Jia constantly returns to images of performance in his films - images of people putting on acts, singing, dancing. Simply being is too complex and demanding a state - people have to perform to be noticed and valued, they have to portray roles and identities which others can admire, or at least enjoy. But many of Jia's performers are shambling and inept.
Jia Zhang Ke is an enigmatic filmmaker. The hand held camerawork, the low budget production, the long silences and naturalistic use of sound, the efforts to capture the burden of time and lack of identity experienced by his characters - all make his films slow paced and often confusing in structure. They are not specifically entertaining within a context of conventional narrative filmmaking.
But Jia is making potent statements about people and their observation. His films deliver a political commentary on China, but they also offer insights into adolescence and the exclusion of young people from their own culture and the way the vacuum of their life is filled by imported images of glamour. They consume the illusion of style, they consume relationships and one another, but struggle to find an identity which is both coherent and self-fulfilling. They end up acting out performances which, rather than elevating them to significance, simply emphasise their inconsequence.

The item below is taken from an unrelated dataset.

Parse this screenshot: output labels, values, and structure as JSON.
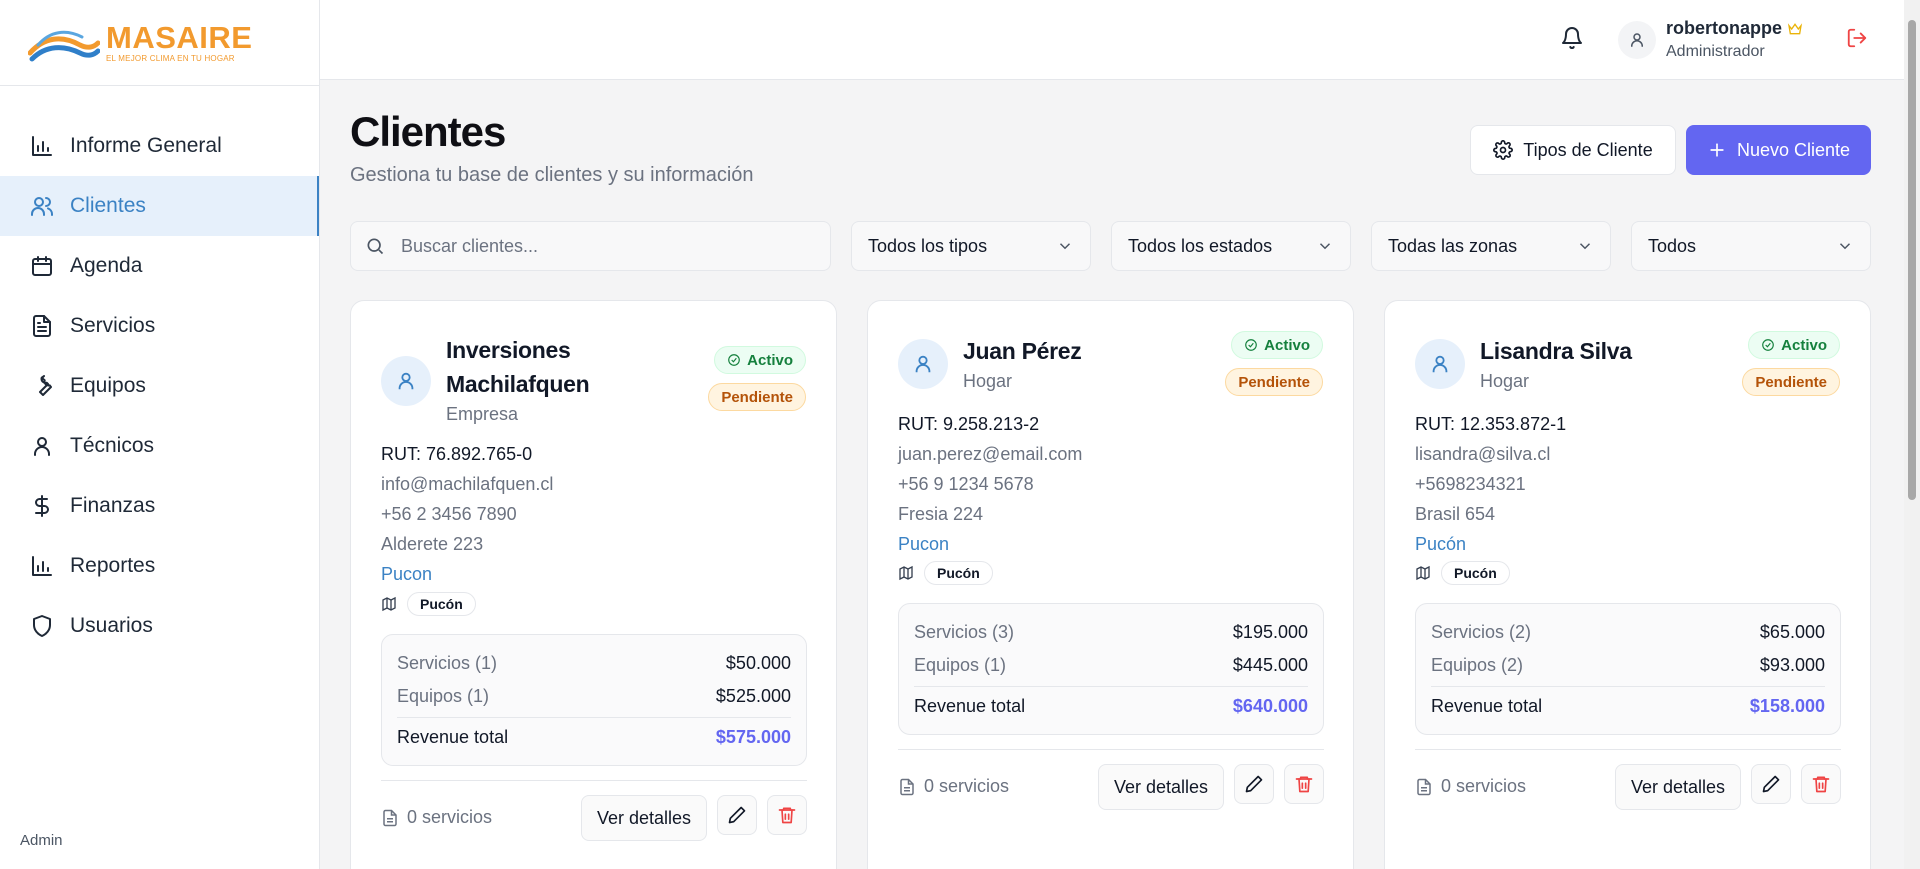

"Unknown Pleasures" is packaged in the UK with another film, "Xiao Wu" - I would recommend pursuing this option. These are interesting films which have attracted much critical acclaim and which deserve to be viewed by a wider audience. Be prepared to concentrate, however. These are not performances into which you can intrude, casually.
This review of Unknown Pleasures (2002) was written by Chris K on 10 Mar 2009.
Unknown Pleasures has generally received positive reviews.